Low-humidity sensor based on a quartz-crystal microbalance coated with polypyrrole/Ag/TiO2 nanoparticles composite thin films

Novel low-humidity sensors were fabricated by the in situ photopolymerization of polypyrrole/Ag/TiO2 nanoparticles (PPy/Ag/TiO2 NPs) composite thin films on a quartz-crystal microbalance (QCM). The characterizations of the thin films were analyzed by scanning electron microscopy (SEM) and atomic force microscopy (AFM). The sensitivity increased with the doping amount of TiO2 NPs. The PPy/Ag/50 wt% of TiO2 NPs composite thin films exhibited excellent sensitivity (0.0246 −ΔHz/Δppmv at 171.1 ppmv), linearity (R2 = 0.9576) and a short response time (12 s at 55.0 ppmv). The low-humidity sensing mechanism was elucidated in terms of surface texture and the nanostructural morphology of the composite materials.
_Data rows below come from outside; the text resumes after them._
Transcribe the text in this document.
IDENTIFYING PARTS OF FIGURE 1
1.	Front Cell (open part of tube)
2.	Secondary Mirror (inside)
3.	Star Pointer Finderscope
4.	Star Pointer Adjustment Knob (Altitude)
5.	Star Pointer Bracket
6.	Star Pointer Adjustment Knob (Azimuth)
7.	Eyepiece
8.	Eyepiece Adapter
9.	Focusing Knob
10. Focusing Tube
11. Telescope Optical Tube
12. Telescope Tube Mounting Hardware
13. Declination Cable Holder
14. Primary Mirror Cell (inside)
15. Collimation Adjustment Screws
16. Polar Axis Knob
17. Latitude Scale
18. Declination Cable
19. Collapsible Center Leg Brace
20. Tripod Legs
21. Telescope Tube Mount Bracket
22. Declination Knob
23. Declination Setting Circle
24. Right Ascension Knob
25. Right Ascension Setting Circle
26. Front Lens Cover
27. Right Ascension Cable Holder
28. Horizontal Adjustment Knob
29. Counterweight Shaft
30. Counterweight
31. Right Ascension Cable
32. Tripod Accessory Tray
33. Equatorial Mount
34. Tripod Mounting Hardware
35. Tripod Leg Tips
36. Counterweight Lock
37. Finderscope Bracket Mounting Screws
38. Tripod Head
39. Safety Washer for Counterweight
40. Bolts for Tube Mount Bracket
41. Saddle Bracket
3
Additionally, based on the dynamic analysis of adsorption, the association constants of water vapor molecules with PPy/Ag and PPy/Ag/50 wt% TiO2 NPs composite thin films were estimated to be 81.6 and 227.9 M−1, respectively, explaining the effect of adding 50 wt% TiO2 NPs to PPy/Ag; the sensitivity to low humidity increased as the association constant increased.